O Globo, n. 32712, 28/02/2023. Política, p. 8

Com loja, ex-presidente repete “modelo Trump”

Luísa Marzullo


Nos moldes do que foi feito pelo ex-presidente dos Estados Unidos Donald Trump, o ex-presidente Jair Bolsonaro lançou, na internet, uma loja de produtos em sua própria homenagem. O anúncio foi feito no domingo por um de seus filhos, o deputado Eduardo Bolsonaro (PLSP), nas redes sociais. Durante todo o mandato, Bolsonaro se espelhou no colega americano, inclusive ao ser derrotado nas urnas.

De acordo com Eduardo Bolsonaro, o item mais cobiçado da versão brasileira é um calendário com fotos do pai durante sua passagem pelo Palácio do Planalto — a mensagem gerou ironias com o fato de o lançamento ocorrer já no fim de fevereiro. Os calendários são os produtos mais baratos disponíveis: o de mesa custa R$ 49,90, e o de parede, R$ 59,90. Também há caneca de chope e tábua de madeira, ambas com a estampa: “Nosso sonho segue mais vivo do que nunca!”.

Já na Trump Store o ex-presidente dos EUA vende chocolates, bonés, formas de gelo, além de lembranças de sua passagem pela Casa Branca.

— É uma tentativa de reproduzir o trumpismo na vitória e na derrota e construir uma temporalidade bolsonarista. É um convite, aos eleitores, para abrir mão da realidade concreta e investir no ressentimento. Uma ideia de que a derrota não ocorreu — analisa o doutor em história social pela Universidade Federal do Rio de Janeiro (UFRJ) Michel Gherman.

O site está registrado em nome da empresa de cursos de Eduardo, cujos titulares são o próprio deputado e sua mulher, Heloísa Bolsonaro. O texto de apresentação afirma que a loja surgiu para “manter vivo na memória boa parte dos feitos do presidente Bolsonaro”.

Assim como o ex-titular do Palácio do Planalto, Trump questiona o resultado da eleição na qual não conseguiu se reeleger. O ex-presidente dos EUA chegou a sugerir, no ano passado, que a única maneira de anular as eleições de 2020 seria o fim da Constituição. Já houve troca mútua de elogios —em 2022, o americano declarou apoio à reeleição do brasileiro.

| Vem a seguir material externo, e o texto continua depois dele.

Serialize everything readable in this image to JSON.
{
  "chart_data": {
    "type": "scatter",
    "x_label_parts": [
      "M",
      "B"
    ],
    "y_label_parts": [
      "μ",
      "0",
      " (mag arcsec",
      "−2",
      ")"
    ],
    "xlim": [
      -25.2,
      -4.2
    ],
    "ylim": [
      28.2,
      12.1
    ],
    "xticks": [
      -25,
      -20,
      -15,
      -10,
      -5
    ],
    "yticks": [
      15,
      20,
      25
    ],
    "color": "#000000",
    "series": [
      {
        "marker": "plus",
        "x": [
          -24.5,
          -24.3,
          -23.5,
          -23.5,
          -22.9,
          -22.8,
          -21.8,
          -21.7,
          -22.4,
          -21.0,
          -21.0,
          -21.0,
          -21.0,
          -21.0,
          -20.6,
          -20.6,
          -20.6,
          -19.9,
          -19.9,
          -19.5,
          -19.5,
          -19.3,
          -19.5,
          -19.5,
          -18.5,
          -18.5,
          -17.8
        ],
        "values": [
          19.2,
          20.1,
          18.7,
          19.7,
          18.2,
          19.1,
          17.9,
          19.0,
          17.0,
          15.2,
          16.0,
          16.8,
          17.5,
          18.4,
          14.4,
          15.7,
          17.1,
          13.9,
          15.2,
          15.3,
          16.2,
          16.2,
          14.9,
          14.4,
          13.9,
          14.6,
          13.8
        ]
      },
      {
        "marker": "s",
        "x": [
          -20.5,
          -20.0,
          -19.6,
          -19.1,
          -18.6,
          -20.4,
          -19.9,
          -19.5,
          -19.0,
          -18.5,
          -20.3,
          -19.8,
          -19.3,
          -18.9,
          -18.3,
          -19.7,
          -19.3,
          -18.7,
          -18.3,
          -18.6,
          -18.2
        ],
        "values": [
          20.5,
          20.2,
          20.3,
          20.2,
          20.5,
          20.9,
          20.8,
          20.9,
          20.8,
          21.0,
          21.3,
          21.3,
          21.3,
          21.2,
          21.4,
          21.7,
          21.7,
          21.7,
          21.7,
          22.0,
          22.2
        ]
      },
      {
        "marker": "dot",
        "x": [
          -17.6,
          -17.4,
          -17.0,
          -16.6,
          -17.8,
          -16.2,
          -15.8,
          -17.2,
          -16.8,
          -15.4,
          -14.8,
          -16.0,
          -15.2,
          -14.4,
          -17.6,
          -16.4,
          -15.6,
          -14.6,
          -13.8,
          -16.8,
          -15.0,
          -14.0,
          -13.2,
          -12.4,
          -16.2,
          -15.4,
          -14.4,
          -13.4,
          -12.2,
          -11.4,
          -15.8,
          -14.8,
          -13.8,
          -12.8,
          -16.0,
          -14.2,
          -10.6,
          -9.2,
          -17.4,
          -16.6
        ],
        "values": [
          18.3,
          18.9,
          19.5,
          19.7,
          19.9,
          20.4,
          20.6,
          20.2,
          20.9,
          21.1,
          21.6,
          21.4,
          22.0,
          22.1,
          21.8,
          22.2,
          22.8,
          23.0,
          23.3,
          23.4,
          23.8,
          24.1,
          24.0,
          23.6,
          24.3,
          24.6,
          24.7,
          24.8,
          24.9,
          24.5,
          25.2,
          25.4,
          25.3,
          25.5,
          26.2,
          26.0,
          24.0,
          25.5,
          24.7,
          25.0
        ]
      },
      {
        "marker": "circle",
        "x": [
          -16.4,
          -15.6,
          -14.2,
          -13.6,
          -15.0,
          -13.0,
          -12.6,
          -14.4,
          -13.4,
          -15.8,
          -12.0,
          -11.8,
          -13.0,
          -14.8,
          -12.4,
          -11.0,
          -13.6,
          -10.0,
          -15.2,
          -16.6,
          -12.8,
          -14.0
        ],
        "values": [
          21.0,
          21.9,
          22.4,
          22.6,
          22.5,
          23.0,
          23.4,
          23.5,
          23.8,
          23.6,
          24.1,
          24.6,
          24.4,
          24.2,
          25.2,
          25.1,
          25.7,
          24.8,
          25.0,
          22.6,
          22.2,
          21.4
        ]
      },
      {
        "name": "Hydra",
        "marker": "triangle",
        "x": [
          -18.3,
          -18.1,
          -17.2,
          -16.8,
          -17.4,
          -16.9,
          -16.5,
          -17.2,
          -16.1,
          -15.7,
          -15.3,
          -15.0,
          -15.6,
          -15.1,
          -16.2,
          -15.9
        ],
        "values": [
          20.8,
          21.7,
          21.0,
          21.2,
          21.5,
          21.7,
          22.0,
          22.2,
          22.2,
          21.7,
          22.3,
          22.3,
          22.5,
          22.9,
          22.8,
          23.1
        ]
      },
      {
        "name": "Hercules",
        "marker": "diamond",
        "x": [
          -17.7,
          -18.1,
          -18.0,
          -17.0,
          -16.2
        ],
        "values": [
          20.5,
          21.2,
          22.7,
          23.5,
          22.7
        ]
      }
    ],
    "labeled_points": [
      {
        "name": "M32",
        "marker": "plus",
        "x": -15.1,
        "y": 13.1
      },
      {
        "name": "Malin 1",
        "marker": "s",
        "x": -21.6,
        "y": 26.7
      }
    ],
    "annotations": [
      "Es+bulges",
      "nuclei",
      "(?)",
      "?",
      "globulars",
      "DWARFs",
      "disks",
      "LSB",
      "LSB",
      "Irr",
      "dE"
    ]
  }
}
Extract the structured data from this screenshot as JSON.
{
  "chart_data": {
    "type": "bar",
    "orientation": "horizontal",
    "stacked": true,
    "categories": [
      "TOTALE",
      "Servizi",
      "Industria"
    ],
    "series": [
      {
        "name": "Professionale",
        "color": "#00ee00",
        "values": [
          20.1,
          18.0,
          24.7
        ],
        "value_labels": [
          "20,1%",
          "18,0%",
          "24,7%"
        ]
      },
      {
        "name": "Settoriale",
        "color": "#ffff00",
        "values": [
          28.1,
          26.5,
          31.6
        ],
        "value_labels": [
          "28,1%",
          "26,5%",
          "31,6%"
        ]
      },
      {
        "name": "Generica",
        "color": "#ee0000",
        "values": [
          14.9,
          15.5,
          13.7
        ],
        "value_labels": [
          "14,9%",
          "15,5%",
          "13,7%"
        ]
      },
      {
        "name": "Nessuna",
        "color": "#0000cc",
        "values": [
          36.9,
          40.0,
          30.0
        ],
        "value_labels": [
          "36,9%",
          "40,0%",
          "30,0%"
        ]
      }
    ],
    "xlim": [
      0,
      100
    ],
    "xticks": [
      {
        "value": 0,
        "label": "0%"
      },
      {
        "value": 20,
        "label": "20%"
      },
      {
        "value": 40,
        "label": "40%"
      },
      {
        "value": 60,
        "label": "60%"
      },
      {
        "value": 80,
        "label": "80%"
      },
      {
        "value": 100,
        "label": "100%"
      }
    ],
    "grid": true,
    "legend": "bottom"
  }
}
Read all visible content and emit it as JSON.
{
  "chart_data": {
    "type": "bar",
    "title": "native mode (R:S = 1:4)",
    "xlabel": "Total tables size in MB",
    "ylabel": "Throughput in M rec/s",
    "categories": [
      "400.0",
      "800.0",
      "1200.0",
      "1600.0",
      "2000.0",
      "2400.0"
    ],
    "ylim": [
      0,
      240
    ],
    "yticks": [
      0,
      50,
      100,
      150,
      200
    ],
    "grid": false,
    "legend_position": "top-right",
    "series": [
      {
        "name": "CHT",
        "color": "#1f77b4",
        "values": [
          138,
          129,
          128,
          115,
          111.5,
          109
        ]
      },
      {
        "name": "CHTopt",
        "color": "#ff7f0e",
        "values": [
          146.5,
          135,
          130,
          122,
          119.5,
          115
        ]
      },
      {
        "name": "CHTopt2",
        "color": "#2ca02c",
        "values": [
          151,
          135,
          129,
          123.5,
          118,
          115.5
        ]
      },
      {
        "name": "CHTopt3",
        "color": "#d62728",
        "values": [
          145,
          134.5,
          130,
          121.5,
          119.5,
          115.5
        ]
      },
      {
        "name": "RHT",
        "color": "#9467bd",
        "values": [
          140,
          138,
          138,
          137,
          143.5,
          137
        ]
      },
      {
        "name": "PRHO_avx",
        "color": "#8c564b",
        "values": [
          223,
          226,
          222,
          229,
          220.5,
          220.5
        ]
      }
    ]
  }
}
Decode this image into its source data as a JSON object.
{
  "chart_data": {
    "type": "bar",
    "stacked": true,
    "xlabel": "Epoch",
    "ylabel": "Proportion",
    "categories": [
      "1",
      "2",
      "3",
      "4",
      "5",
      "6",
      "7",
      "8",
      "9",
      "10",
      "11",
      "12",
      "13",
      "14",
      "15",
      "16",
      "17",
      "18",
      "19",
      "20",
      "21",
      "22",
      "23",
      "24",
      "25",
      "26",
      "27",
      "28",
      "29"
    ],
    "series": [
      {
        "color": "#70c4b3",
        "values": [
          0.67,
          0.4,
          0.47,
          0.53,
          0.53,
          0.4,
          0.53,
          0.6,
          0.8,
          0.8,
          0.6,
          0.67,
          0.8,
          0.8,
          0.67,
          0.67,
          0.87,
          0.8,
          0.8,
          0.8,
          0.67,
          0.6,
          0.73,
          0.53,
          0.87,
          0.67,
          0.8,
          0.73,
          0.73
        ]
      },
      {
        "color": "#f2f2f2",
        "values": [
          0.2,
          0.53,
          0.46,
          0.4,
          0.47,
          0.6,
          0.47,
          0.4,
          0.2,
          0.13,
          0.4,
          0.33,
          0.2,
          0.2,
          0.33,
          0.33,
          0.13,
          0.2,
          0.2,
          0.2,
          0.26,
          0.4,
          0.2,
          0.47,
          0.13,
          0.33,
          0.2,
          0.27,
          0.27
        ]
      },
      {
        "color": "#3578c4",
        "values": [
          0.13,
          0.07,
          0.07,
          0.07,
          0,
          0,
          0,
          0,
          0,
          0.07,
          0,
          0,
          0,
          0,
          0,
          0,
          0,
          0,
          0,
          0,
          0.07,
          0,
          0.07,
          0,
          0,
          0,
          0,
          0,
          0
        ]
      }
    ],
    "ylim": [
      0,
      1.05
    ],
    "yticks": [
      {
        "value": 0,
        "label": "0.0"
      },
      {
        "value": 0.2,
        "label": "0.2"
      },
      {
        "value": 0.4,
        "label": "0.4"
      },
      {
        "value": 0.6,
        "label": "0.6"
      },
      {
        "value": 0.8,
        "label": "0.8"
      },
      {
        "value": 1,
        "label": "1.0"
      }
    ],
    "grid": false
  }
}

Ao longo de todo o seu mandato, Bolsonaro e sua base sempre replicaram as atitudes de Donald Trump. Assim como o americano, Bolsonaro já chegou ao poder semeando dúvidas sobre as urnas eletrônicas. Um ano após a posse, o então presidente afirmou “ter provas”, embora não as tenha apresentado, de que teria sido eleito no primeiro turno das eleições de 2018.

Às vésperas das eleições, os agora ex-presidentes convocaram apoiadores para fiscalizarem o pleito.

— Estou pedindo aos meus apoiadores que compareçam aos locais de votação, observem com muita atenção. Se for uma eleição justa, estou 100% a favor. Mas se vejo dezenas de milhares de cédulas sendo manipuladas, não posso concordar —disse Trump em debate contra Joe Biden, em frase que foi repetida quase na íntegra por Bolsonaro ao longo do período eleitoral.

Derrota ignorada

Na madrugada seguinte às eleições americanas, Trump alegou que teria ocorrido fraude na disputa. Mais contido, Bolsonaro demorou 45 horas para se manifestar — na declaração, não parabenizou Lula, ignorou a própria derrota, mas autorizou o início da transição de governo.

A atitude se manteve até a posse, quando os dois romperam com a tradição e não passaram a faixa para seus sucessores. Nos EUA, Trump foi o primeiro em 150 anos, enquanto Bolsonaro foi o único após a redemocratização.

Como resultado da tensão pós-eleitoral, os ânimos se exaltaram nos dois países. A invasão ao Capitólio no dia 6 de janeiro de 2021 ganhou uma versão brasileira ainda mais violenta. No dia 8 de janeiro, apoiadores radicais de Bolsonaro depredaram as sedes dos três Poderes.